In Santa Fe, it’s not as if a sense of place is happening out of individual decisions—they zone it; it’s law. And the law was consciously adopted in 1908 as a tourist idea. The point is, it’s not the single iconic monumental building. Architects refer to that as the Bilbao effect—this sleepy, small industrial city gets this “wow” building [the Guggenheim Museum], and The New Yorker is writing stories about it. Santa Fe is the opposite of that—there’s not the one single building, but there’s a central plaza, where you can walk, perch, participate or observe.

So how does a suburban retrofit synthesize that history in one fell swoop?
It’s hard. In a lot of retrofits, there’s too much instant architecture—cookie-cutter buildings not well thought out. But as long as you get the urban bones in place—walkable streets, public space, less need to drive—the buildings will change over time. You might get instant architecture at first, but it’ll get modified.

For example, Morningside Heights in New York City was built over 15 years, on a mall-size parcel. Nobody thinks of that as instant architecture now, but it was at the time. Huge chunks of Boston and Brooklyn—some areas that are treasured and valued now—were dismissed as mass-produced for the mass market, the lowest of the low.

It’s hard to build a new neighborhood and have it feel real. Once it’s more than just one building, you get the sense it feels fake, instant, phony. June and I decided we have to get over that: If it feels fake and phony at first, it’s okay. As long as it’s getting us to a more sustainable system.

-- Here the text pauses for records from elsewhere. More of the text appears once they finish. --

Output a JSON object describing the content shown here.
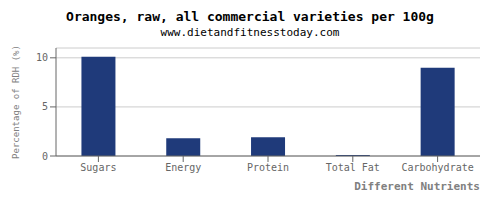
{
  "chart_data": {
    "type": "bar",
    "title": "Oranges, raw, all commercial varieties per 100g",
    "subtitle": "www.dietandfitnesstoday.com",
    "xlabel": "Different Nutrients",
    "ylabel": "Percentage of RDH (%)",
    "categories": [
      "Sugars",
      "Energy",
      "Protein",
      "Total Fat",
      "Carbohydrate"
    ],
    "values": [
      10.1,
      1.8,
      1.9,
      0.1,
      9.0
    ],
    "color": "#1f3a7a",
    "ylim": [
      0,
      11
    ],
    "yticks": [
      0,
      5,
      10
    ],
    "grid": true
  }
}
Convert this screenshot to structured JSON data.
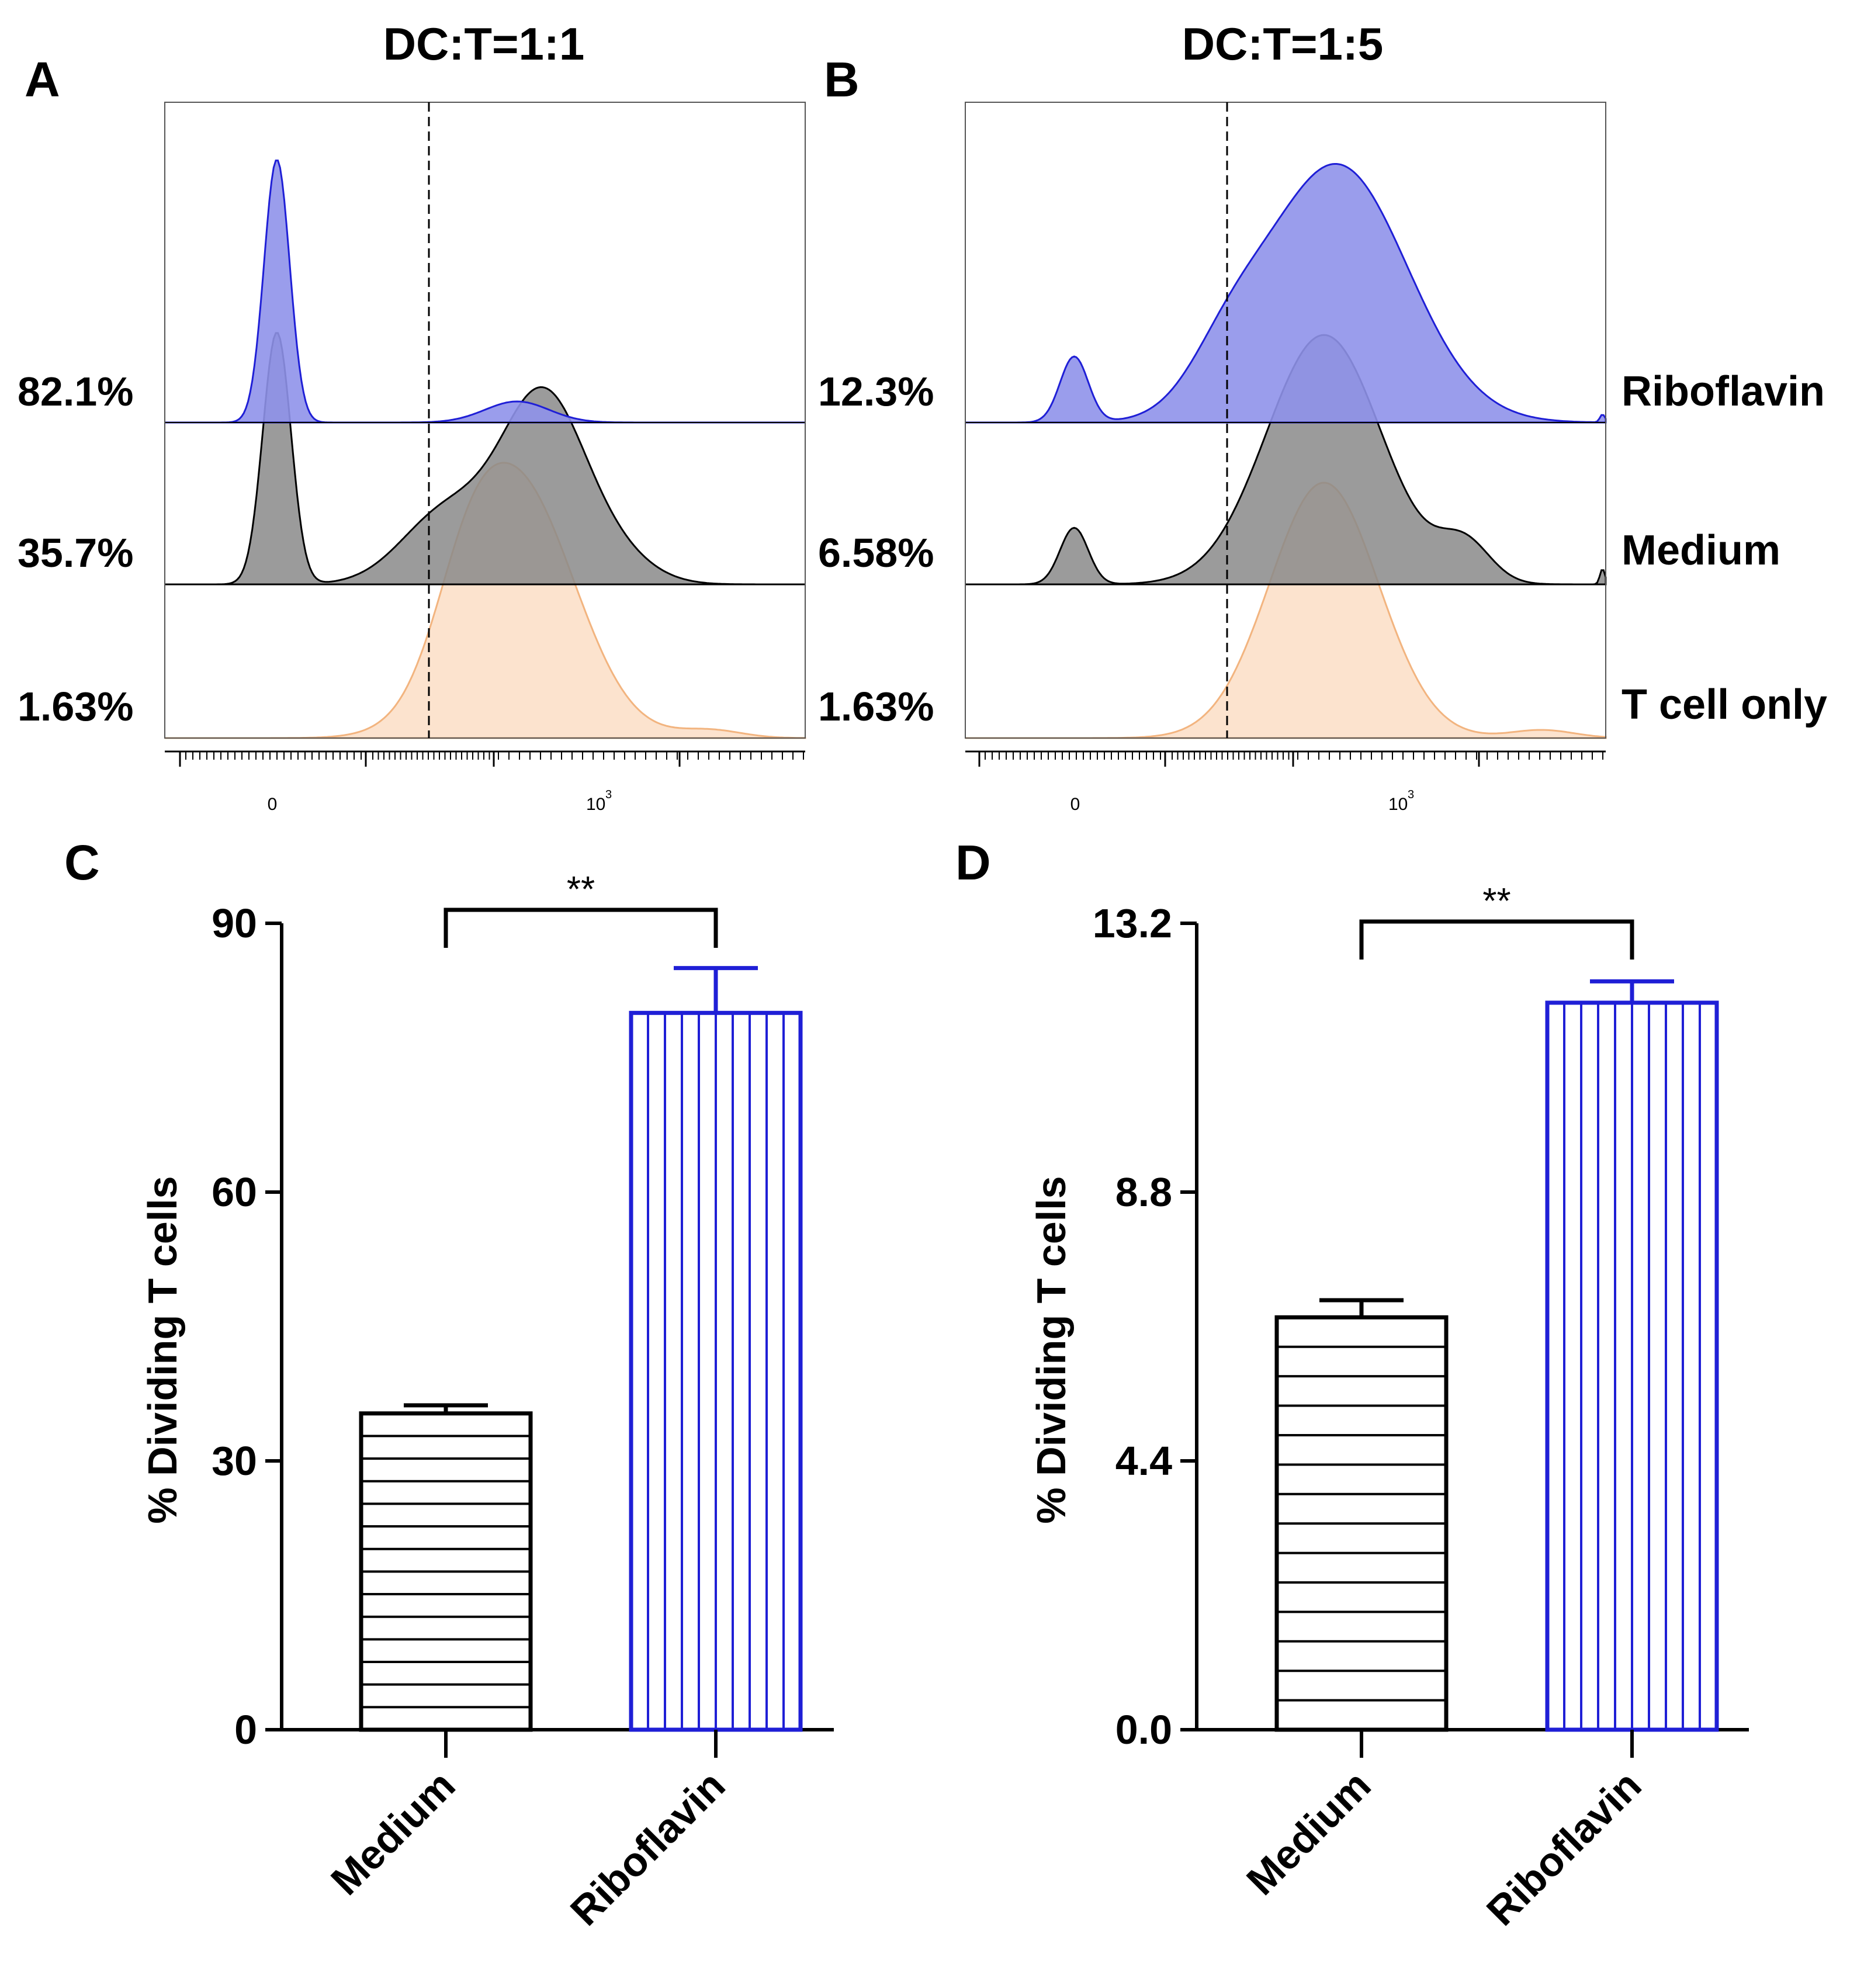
{
  "colors": {
    "riboflavin": "#1f1fd6",
    "riboflavin_fill": "#8f92ea",
    "medium": "#000000",
    "medium_fill": "#8a8a8a",
    "tcell_line": "#f2b47f",
    "tcell_fill": "#fbdcc2"
  },
  "chart_data": [
    {
      "panel": "A",
      "type": "histogram",
      "title": "DC:T=1:1",
      "x_tick_labels": [
        {
          "base": "0",
          "exp": ""
        },
        {
          "base": "10",
          "exp": "3"
        }
      ],
      "rows": [
        {
          "label": "Riboflavin",
          "percent": "82.1%"
        },
        {
          "label": "Medium",
          "percent": "35.7%"
        },
        {
          "label": "T cell only",
          "percent": "1.63%"
        }
      ]
    },
    {
      "panel": "B",
      "type": "histogram",
      "title": "DC:T=1:5",
      "x_tick_labels": [
        {
          "base": "0",
          "exp": ""
        },
        {
          "base": "10",
          "exp": "3"
        }
      ],
      "rows": [
        {
          "label": "Riboflavin",
          "percent": "12.3%"
        },
        {
          "label": "Medium",
          "percent": "6.58%"
        },
        {
          "label": "T cell only",
          "percent": "1.63%"
        }
      ]
    },
    {
      "panel": "C",
      "type": "bar",
      "title": "",
      "ylabel": "% Dividing T cells",
      "xlabel": "",
      "ylim": [
        0,
        90
      ],
      "yticks": [
        0,
        30,
        60,
        90
      ],
      "ytick_labels": [
        "0",
        "30",
        "60",
        "90"
      ],
      "categories": [
        "Medium",
        "Riboflavin"
      ],
      "values": [
        35.3,
        80.0
      ],
      "errors": [
        0.9,
        5.0
      ],
      "significance": "**"
    },
    {
      "panel": "D",
      "type": "bar",
      "title": "",
      "ylabel": "% Dividing T cells",
      "xlabel": "",
      "ylim": [
        0,
        13.2
      ],
      "yticks": [
        0,
        4.4,
        8.8,
        13.2
      ],
      "ytick_labels": [
        "0.0",
        "4.4",
        "8.8",
        "13.2"
      ],
      "categories": [
        "Medium",
        "Riboflavin"
      ],
      "values": [
        6.75,
        11.9
      ],
      "errors": [
        0.28,
        0.35
      ],
      "significance": "**"
    }
  ]
}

Do any particular communities strike you as filled with unusually great potential? Or is there one major city that stands out as having an ideal retrofit-in-waiting?
Most of these projects are happening in the first ring of “bedroom suburbs” built soon after World War II, in places where there was no desire to be urban. Then they were leapfrogged by a development further out, then leapfrogged again as another mall opened and killed the earlier mall. Through the same process that killed the first generations of suburbs, the properties that were at one time on the edge now have a relatively central location.

Denver seems to have a lot of opportunities. Washington, D.C., has a lot. Atlanta has a lot of retrofits, but they’re not the best designed. Living here, [as director of the architecture program at Georgia Tech] I’ve gotten a sense of what’s going on, but it was hard to show off what we’re doing. Once a city does one successful project, the developers, realtors, banks and planning officials all get a better sense that it actually works. That first one, though, can be hard to get started.